Abstract Body (Do not enter title and authors here): Human induced pluripotent stem cell (hiPSC)-derived engineered heart tissues (EHTs) have significant potential for advancing our understanding of cardiac physiology, modeling diseases, screening drugs, and developing cell therapies. A comprehensive evaluation of their functional maturation, intra- and intercell line variability, and pharmacological responsiveness is essential when developing safety or therapeutic applications.

We evaluated EHTs generated from three independent hiPSC-cardiomyocyte lines using the Mantarray contractility platform. Longitudinal tracking (day 2–day 42) captured morphological changes, contractile force, beat rate, and contraction-relaxation kinetics. We assessed intra- and interline variability of tissue development across multiple cell lines and differentiation batches. Starting day 4, tissues underwent continuous electrical stimulation, gradually increasing to 4 Hz by day 10, and were maintained at 4 Hz until day 28. Functional maturity was evaluated through the force-frequency relationship (FFR) test protocol as well as responses to external calcium, inotropes (Isoproterenol, Omecamtiv, Verapamil, and Blebbistatin), and cardiotoxic compounds (Digoxin, Doxorubicin, Sunitinib, and others).
Tissue widths reduced to approximately 40%, a sign of compaction observed by day 4 in all EHTs.
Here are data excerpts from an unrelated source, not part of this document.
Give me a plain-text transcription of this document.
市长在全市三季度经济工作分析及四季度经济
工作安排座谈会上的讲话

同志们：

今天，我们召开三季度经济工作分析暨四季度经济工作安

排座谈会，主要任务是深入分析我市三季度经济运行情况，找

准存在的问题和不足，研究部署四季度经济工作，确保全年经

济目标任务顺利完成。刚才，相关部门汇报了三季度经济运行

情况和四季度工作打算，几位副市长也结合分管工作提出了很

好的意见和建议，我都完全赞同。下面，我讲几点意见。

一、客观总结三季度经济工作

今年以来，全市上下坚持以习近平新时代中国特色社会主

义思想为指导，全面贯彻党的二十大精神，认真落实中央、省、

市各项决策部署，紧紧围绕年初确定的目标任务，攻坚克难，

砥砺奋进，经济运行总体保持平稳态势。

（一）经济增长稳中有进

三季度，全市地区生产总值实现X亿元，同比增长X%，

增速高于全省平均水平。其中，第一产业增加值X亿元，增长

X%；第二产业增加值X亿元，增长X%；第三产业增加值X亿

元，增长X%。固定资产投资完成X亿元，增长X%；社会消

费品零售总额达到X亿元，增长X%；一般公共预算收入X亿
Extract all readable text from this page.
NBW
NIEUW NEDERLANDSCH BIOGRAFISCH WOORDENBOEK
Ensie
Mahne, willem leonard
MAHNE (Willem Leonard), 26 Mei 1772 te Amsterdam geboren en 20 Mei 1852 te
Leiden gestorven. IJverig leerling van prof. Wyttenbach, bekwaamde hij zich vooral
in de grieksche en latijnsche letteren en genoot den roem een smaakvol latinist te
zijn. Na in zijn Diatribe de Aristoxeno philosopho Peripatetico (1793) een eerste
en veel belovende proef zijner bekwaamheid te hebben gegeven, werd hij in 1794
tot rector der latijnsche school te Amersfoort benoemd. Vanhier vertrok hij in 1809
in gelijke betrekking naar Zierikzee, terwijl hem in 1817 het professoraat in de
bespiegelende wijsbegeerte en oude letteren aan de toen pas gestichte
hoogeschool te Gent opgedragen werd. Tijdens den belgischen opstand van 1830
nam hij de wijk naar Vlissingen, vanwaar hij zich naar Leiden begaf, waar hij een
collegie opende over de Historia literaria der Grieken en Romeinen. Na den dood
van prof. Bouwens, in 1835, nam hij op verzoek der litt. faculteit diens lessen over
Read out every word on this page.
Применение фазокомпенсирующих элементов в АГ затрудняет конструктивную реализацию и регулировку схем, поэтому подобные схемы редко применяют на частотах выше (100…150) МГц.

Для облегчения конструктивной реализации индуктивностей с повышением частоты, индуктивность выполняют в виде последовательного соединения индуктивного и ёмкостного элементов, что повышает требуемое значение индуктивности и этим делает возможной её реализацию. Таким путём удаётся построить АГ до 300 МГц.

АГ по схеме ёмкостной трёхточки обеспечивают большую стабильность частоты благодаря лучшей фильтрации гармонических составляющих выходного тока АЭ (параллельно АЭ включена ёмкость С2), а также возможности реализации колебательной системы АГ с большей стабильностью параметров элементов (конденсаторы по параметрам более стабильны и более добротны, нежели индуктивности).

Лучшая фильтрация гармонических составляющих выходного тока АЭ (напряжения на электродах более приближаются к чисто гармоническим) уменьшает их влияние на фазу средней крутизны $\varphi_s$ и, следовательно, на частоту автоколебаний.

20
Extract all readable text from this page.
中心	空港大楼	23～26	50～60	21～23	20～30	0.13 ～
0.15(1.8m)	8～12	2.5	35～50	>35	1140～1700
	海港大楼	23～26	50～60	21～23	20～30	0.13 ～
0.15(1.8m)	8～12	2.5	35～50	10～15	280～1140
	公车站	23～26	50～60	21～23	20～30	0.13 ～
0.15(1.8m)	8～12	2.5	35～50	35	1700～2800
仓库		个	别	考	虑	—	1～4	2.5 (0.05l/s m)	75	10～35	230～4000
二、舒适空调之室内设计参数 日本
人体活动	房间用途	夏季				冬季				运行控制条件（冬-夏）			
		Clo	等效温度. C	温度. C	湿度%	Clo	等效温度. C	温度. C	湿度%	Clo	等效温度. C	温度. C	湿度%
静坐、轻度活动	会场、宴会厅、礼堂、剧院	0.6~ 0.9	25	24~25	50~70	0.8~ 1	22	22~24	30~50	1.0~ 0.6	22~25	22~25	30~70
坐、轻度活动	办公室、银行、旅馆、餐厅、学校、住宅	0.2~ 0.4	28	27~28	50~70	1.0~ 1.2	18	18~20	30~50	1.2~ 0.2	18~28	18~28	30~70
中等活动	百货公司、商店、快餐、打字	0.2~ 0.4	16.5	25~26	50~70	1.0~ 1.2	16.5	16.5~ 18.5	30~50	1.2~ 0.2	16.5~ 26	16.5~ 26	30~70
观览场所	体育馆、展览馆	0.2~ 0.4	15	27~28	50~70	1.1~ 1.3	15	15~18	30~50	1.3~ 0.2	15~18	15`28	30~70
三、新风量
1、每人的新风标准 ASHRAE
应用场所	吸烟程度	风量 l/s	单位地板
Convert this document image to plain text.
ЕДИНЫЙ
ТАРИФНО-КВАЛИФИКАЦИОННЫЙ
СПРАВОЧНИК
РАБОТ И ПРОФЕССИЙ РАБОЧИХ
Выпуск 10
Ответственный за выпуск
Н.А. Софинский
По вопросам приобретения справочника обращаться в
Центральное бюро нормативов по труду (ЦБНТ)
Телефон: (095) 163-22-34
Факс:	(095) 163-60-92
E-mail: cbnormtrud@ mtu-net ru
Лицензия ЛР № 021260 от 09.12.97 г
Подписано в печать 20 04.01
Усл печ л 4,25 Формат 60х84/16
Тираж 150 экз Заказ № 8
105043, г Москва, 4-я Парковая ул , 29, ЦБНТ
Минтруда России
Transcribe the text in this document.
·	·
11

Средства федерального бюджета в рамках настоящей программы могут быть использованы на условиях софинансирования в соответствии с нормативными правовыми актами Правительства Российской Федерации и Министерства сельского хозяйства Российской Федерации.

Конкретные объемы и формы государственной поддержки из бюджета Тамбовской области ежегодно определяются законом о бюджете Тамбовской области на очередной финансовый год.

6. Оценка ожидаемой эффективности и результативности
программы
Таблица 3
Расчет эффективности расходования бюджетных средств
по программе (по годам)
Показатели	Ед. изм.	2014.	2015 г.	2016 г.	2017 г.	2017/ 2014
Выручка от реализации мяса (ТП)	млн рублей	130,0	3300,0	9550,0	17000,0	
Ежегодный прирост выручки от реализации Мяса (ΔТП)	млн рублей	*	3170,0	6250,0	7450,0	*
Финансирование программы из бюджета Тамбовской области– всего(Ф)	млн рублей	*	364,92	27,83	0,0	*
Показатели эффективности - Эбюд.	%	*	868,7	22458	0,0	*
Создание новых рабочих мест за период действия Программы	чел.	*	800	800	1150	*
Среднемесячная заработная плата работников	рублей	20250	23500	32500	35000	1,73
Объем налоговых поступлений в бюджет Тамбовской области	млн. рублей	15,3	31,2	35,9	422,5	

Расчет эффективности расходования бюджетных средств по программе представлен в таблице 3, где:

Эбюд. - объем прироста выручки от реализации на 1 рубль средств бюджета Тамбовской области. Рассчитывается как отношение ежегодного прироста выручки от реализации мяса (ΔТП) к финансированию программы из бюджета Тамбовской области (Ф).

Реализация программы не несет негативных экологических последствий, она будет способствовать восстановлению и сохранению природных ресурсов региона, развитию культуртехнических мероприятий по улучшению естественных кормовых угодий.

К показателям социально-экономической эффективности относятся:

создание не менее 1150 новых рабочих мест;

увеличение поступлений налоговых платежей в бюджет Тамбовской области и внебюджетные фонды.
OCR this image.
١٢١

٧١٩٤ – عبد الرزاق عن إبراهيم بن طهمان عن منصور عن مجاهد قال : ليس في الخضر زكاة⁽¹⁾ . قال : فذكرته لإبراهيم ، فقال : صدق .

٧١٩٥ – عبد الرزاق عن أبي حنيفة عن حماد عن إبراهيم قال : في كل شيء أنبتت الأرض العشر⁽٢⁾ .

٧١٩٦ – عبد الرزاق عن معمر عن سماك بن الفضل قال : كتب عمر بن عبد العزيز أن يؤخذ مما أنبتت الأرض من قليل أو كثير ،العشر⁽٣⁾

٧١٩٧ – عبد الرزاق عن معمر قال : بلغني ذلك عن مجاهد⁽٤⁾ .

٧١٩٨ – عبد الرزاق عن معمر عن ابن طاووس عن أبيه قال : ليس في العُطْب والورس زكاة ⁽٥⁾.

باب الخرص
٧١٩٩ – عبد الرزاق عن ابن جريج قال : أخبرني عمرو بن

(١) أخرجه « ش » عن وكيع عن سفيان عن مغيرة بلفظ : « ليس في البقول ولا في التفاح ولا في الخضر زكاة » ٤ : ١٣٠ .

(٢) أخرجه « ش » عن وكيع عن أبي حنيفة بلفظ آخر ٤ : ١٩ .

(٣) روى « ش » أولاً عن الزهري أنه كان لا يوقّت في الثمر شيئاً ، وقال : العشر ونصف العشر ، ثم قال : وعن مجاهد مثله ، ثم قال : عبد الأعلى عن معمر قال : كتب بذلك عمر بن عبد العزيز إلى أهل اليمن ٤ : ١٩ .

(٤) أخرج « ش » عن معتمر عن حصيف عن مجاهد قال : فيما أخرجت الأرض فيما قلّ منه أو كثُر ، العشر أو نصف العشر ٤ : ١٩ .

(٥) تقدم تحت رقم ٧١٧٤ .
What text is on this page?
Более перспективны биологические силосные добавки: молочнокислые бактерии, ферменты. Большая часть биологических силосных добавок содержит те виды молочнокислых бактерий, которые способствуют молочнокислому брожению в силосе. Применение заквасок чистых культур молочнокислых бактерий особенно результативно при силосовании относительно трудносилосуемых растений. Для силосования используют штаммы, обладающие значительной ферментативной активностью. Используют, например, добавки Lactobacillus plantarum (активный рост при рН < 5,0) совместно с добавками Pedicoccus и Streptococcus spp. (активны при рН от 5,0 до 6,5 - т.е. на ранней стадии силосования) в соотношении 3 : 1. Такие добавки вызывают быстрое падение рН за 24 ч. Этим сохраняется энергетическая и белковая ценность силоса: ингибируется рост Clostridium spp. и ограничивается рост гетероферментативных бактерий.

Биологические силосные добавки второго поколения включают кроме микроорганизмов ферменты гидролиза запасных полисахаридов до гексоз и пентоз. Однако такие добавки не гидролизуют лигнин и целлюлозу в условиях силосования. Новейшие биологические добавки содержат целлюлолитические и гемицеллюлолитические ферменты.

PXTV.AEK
Contractility stabilized by day 12, reaching 200 µN of contractile force and physiologically relevant spontaneous beating. Continuously paced tissues sustained a positive FFR (43% increase) up to 2.75 Hz compared to unstimulated tissue, exhibiting a 53% decrease in force when exposed to the FFR test protocol (n=8). All lines responded to positive and negative inotropes, external calcium at variable sensitivity. Contractile response to varied inotrope doses ranged from 2% to 8% CoV across multiple differentiation batches of the same cell line. Response pattern was consistent across cell lines, where variability in the onset and recovery timing of contractile function following cardiotoxic drug exposure was observed.

This study defines maturation timelines, functional performance benchmarks, and variability metrics for Mantarray EHTs across hiPSC lines. The ability to recapitulate physiologically relevant cardiac functions supports the readiness of these EHTs for preclinical applications. Genetic background and batch variability must be considered when designing cell-based therapeutic or safety pharmacology studies.